Our David has returned to his Welsh roots, translating two hymns well-known in the Principality of Heaven. Here is Calon Lan, which I have set alongside verses from Psalm 51, which must have been playing somewhere in Gwyrosydd’s (Daniel James) the original writer’s head, as the verses flowed from his pen.
King David is making his peace with God after the miserable affair of his adultery with Bathsheba and the murder of her husband. And this is the great hero of Israel …
These pieces beautifully introduce a series of reflections from Sister Joanna Caton of Minster Abbey, on what it is to be a person.
Calon Lân – A Pure Heart.
I’m not asking for a luxurious life, the gold of the world or its pearls,
I’m asking for a happy heart, an honest heart and a pure heart.
Refrain: A pure heart full of goodness is lovelier than the lily,
Only a pure heart can sing day and night.
If we wish for the world’s wealth: it’s got fast wings,
But the wealth of a virtuous, pure heart brings everlasting profit.
My wish in the late morning is to ascend on wings of song
So God, for the sake of my soul, give me a pure heart.
10 Create in me a clean heart, O God; and renew a right spirit within me.
11 Cast me not away from thy presence; and take not thy holy spirit from me.
12 Restore unto me the joy of thy salvation; and uphold me with thy free spirit.

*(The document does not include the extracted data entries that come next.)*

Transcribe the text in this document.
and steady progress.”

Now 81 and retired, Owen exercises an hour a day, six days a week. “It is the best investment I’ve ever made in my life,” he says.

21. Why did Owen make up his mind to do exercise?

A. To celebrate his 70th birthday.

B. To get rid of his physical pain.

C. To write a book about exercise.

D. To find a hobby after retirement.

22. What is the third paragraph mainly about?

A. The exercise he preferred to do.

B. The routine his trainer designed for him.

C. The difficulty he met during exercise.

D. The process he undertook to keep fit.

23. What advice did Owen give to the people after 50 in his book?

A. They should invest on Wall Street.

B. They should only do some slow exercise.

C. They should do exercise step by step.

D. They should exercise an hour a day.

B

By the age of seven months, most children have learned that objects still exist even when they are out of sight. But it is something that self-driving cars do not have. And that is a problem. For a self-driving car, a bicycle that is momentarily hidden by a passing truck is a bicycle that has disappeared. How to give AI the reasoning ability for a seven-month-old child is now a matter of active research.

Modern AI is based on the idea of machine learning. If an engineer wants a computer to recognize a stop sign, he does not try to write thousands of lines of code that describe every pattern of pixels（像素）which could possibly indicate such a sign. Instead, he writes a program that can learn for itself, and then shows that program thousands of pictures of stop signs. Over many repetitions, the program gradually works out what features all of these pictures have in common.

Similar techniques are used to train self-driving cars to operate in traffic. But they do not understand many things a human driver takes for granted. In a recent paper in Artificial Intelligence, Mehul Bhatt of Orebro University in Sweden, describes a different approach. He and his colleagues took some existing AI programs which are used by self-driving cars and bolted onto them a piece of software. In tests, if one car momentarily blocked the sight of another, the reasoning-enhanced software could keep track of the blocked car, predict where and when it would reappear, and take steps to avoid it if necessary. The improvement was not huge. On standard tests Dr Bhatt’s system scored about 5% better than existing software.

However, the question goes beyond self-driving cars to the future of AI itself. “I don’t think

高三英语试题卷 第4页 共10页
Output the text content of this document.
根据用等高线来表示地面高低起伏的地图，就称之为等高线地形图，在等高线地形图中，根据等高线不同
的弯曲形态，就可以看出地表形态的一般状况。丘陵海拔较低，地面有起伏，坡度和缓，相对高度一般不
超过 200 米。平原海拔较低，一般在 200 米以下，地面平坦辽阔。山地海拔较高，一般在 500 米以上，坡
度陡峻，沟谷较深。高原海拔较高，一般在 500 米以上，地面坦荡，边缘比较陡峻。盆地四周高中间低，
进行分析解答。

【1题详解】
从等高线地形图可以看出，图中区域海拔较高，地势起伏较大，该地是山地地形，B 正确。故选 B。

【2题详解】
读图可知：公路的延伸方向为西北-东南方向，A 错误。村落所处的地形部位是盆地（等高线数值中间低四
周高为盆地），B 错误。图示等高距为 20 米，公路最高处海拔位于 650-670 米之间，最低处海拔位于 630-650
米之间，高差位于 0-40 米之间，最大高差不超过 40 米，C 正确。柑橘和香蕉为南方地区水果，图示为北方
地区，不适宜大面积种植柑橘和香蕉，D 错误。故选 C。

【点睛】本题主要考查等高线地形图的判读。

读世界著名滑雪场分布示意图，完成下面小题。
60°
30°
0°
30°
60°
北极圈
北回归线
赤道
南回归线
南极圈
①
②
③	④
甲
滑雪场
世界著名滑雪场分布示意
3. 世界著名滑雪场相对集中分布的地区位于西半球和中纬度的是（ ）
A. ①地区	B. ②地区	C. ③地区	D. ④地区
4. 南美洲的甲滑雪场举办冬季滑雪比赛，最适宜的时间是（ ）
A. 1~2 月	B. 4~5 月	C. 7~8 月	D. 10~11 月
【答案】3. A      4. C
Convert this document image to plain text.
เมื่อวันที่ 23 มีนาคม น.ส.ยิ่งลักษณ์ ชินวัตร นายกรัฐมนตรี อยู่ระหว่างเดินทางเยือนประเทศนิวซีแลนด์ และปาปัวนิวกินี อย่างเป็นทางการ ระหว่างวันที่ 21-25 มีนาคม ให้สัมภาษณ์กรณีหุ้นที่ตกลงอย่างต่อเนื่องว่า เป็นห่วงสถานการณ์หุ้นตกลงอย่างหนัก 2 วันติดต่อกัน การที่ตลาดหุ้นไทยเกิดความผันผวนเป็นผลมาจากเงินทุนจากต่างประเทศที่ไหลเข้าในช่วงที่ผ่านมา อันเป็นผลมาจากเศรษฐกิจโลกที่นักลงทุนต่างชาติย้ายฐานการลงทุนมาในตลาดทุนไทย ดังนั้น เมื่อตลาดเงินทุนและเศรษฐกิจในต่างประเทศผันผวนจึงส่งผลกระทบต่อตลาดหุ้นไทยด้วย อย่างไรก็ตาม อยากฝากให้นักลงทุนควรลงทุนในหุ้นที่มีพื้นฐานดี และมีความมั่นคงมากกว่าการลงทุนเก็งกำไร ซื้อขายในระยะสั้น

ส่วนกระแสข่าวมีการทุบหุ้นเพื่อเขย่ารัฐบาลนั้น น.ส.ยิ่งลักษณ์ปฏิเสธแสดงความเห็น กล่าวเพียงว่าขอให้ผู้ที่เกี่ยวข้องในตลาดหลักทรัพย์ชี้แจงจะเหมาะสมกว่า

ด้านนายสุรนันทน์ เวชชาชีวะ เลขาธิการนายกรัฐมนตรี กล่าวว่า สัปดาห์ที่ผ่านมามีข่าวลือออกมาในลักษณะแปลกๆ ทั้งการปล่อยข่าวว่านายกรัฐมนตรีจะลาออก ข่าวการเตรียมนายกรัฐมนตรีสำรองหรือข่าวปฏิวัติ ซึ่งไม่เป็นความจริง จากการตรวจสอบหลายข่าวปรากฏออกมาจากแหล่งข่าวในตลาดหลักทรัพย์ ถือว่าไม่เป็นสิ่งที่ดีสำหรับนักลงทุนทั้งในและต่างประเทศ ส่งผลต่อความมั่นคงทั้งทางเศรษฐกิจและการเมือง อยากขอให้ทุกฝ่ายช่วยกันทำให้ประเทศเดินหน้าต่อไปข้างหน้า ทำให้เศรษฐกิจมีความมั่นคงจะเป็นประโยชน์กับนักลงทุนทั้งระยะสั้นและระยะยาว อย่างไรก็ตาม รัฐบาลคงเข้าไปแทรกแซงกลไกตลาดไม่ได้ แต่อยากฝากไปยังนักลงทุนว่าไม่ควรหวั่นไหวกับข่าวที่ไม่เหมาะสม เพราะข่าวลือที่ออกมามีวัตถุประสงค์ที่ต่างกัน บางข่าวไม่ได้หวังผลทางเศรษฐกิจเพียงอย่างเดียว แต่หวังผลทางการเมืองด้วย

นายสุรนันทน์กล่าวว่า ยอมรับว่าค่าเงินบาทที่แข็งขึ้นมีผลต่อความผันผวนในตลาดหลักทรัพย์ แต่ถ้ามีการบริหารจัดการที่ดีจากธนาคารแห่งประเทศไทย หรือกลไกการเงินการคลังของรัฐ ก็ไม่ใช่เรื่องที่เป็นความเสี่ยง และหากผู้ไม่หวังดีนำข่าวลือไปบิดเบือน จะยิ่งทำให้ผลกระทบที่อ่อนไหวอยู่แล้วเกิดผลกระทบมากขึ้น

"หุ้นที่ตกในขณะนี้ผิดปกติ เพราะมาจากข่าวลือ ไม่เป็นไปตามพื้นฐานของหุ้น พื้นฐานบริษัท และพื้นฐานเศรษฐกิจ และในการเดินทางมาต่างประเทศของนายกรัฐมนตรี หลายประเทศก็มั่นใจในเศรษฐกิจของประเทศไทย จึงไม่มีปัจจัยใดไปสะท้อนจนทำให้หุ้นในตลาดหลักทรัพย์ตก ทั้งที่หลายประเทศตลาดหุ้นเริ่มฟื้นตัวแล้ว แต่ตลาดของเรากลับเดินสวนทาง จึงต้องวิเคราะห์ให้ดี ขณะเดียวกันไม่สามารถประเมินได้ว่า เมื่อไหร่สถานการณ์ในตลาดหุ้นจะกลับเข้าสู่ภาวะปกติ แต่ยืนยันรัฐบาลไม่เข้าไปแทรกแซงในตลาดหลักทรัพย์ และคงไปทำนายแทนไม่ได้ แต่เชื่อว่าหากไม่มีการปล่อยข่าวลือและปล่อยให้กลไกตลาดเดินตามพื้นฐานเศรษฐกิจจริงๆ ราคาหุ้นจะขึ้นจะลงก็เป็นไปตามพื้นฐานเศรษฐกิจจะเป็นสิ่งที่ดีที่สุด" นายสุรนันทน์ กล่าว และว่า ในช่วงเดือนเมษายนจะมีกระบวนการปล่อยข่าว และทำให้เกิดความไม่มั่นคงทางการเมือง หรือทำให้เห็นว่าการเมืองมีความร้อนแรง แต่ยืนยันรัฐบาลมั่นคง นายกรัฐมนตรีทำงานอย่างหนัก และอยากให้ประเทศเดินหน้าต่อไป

13 Then will I teach transgressors thy ways; and sinners shall be converted unto thee.
14 Deliver me from bloodguiltiness, O God, thou God of my salvation: and my tongue shall sing aloud of thy righteousness.
15 O Lord, open thou my lips; and my mouth shall shew forth thy praise.
16 For thou desirest not sacrifice; else would I give it: thou delightest not in burnt offering.
17 The sacrifices of God are a broken spirit: a broken and a contrite heart, O God, thou wilt not despise.